A vagina é uma mucosa cujo equilíbrio e estrutura dependem, entre outros factores, de um conjunto de microorganismos, uma flora bacteriana, a chamada flora vaginal. Esta flora, de presença natural na vagina, confere-lhe algumas das suas propriedades fundamentais e assegura a defesa “da sua saúde”. Isto porque ela é a responsável pela acidez característica da vagina, e este pH ácido é a melhor defesa do órgão genital da mulher contra a agressão dos vários agentes patogénicos (fungos, bactérias, e outros).
A composição da flora vaginal e o seu equilíbrio dependem de vários factores como a idade da mulher, a fase do ciclo menstrual, a actividade sexual, a higiene e a toma de medicamentos (entre outros).
Quando madura a vagina é normalmente colonizada por uma grande variedade de espécies bacterianas, de entre as quais se destacam as espécies Staphylococcus, Lactobacillus, Streptococcus e Gardnerella vaginalis. Mas o tipo e o número de espécies que proliferam a nível vaginal são condicionados por diversos factores, nomeadamente o pH vaginal, a concentração em glicogénio e o conteúdo em glicose (estes dois últimos compostos são os substratos da flora bacteriana).

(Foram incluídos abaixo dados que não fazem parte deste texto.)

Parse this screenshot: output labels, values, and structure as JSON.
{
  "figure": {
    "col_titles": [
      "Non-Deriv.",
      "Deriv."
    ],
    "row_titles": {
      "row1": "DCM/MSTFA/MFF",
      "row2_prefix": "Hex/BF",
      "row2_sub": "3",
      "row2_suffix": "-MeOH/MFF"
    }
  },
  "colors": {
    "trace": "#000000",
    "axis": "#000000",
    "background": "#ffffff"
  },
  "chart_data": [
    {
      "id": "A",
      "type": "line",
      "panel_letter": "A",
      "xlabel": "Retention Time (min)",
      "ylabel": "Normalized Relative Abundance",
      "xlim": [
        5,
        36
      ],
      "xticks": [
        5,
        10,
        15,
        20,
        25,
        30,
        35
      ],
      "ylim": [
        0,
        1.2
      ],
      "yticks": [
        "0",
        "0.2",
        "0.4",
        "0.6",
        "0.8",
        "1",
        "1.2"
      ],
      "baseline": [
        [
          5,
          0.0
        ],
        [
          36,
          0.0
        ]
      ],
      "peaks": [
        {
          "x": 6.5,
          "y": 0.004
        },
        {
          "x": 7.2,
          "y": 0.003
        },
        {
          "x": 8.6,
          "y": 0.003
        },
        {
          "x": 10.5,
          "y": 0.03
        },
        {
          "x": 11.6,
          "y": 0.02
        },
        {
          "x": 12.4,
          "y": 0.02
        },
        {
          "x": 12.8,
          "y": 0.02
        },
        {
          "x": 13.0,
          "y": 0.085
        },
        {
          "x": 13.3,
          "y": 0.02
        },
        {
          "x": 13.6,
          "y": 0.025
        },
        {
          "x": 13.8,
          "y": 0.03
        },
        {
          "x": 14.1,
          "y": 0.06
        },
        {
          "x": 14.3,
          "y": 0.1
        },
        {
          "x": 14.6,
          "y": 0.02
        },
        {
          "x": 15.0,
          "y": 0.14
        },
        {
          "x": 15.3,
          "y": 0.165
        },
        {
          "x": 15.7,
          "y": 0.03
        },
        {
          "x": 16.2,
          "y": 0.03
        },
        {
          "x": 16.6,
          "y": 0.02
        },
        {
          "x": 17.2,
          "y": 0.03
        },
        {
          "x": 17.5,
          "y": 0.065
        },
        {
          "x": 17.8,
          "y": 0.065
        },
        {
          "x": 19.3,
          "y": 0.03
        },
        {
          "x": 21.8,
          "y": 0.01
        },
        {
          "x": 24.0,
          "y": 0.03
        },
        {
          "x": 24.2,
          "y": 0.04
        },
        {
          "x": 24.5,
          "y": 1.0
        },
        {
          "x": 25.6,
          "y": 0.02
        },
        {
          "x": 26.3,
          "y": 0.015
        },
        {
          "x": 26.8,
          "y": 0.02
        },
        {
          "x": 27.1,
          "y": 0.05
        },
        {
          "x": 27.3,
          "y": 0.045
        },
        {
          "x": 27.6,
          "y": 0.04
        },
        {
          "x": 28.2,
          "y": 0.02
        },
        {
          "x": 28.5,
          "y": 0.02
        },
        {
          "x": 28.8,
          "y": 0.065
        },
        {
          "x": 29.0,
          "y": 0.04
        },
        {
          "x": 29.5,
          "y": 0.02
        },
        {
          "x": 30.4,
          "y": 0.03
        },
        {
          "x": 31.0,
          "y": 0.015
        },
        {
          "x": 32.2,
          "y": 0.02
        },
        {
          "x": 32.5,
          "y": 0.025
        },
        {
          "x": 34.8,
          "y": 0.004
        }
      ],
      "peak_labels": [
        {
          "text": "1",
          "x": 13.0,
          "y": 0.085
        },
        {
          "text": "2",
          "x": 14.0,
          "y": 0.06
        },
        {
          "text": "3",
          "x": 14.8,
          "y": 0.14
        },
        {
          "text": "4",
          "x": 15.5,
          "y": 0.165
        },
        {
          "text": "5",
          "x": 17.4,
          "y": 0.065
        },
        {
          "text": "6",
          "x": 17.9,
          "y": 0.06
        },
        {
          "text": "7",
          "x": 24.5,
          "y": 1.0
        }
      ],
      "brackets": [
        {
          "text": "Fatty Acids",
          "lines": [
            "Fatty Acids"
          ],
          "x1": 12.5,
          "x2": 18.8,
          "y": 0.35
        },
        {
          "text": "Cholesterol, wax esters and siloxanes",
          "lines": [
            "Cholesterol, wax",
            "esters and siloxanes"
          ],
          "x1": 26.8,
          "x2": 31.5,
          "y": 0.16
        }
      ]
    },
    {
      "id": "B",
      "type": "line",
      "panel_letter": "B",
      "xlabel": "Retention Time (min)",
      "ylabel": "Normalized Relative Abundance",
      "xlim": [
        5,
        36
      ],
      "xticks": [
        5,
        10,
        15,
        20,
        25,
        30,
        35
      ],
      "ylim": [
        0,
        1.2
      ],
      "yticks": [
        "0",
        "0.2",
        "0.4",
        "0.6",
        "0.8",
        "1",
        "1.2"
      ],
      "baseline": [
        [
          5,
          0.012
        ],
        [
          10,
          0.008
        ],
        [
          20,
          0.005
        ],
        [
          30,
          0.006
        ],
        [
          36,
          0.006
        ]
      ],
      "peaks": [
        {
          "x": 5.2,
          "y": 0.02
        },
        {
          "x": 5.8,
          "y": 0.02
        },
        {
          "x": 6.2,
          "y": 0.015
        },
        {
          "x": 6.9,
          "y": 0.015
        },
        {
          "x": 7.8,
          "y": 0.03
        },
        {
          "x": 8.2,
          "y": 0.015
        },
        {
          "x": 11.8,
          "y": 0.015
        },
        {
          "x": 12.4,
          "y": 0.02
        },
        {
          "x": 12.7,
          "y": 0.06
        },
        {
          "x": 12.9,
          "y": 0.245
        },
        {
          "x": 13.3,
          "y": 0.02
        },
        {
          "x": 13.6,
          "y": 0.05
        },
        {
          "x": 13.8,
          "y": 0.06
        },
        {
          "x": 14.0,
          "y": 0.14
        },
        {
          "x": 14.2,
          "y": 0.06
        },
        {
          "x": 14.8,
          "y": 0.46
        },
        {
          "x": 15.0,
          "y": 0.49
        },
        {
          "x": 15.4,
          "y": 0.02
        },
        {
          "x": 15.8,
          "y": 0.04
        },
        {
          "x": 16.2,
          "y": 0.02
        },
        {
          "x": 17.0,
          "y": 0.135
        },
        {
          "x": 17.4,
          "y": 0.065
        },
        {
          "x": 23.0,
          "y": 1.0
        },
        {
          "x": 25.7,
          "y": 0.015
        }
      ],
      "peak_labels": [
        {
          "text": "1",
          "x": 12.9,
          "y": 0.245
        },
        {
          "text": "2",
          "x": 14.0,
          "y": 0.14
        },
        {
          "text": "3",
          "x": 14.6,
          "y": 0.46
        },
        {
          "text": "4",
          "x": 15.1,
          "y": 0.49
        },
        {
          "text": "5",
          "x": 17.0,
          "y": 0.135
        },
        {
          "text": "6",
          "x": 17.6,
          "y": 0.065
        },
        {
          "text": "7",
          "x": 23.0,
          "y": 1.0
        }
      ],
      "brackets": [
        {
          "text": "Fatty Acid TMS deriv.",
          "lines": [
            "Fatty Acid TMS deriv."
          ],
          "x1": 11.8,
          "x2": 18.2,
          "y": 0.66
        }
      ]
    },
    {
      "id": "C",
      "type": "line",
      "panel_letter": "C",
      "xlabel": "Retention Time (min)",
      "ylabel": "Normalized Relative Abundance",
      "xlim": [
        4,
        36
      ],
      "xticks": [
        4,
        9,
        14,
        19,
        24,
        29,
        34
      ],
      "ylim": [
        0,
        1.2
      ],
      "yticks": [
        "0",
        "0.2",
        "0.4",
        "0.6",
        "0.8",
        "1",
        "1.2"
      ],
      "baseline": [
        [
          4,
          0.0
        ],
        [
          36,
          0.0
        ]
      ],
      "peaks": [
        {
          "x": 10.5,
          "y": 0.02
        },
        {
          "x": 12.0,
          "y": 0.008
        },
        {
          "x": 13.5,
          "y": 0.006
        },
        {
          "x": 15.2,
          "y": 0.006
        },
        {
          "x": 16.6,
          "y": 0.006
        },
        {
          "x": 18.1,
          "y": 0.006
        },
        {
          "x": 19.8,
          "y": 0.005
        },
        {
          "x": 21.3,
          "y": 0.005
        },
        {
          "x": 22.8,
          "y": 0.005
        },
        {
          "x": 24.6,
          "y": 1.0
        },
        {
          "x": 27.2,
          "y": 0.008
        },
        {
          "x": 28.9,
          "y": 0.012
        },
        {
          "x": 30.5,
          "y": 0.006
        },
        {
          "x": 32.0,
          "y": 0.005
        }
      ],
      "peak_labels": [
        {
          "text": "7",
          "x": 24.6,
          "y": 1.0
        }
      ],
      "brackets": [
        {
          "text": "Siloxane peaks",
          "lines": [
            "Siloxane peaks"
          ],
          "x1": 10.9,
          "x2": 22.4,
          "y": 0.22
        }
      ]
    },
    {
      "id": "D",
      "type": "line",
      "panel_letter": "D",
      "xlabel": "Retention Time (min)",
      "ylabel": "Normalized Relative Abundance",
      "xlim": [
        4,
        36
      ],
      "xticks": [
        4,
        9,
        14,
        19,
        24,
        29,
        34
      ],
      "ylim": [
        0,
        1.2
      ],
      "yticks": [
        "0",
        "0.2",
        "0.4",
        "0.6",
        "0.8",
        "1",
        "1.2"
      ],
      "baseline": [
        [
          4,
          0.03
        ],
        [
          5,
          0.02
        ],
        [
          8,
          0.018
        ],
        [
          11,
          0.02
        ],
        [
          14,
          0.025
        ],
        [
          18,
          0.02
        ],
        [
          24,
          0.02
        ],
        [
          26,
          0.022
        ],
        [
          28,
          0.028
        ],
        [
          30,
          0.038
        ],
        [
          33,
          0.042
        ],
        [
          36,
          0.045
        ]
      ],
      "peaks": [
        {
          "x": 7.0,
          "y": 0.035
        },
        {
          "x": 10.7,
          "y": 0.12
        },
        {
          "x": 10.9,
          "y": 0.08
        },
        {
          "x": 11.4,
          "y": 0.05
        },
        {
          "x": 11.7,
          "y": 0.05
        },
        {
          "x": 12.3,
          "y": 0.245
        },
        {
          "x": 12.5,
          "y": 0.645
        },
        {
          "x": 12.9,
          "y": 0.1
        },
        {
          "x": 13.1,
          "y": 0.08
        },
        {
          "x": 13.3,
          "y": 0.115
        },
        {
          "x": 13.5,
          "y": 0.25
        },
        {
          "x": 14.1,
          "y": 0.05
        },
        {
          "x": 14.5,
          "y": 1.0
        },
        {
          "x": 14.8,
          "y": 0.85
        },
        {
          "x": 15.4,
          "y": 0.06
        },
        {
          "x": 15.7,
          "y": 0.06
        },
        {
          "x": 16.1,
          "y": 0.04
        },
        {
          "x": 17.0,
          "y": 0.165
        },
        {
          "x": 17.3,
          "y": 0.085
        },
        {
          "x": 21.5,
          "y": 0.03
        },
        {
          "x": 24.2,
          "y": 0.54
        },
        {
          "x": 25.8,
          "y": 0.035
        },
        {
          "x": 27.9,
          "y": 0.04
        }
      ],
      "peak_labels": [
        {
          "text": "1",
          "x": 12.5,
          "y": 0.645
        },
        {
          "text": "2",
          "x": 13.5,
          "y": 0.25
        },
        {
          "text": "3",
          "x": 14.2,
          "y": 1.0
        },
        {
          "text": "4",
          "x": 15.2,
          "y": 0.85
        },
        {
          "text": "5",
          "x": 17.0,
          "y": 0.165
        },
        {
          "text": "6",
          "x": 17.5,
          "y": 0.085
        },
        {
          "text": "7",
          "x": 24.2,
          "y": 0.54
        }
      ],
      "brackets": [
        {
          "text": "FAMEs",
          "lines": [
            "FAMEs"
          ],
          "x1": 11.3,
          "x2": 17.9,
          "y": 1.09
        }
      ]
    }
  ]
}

O pH vaginal normal é de 3,8-4,2, ou seja, é ácido. Este pH, que ajuda a manter equilibrada a flora bacteriana está, por sua vez, dependente dela. Isto porque ele é mantido pelo ácido láctico que é produzido pela flora bacteriana normal (isto explica que este seja um composto presente em algumas das formas farmacêuticas utilizadas para a higiene íntima feminina durante períodos de infecção vaginal, e também para prevenção).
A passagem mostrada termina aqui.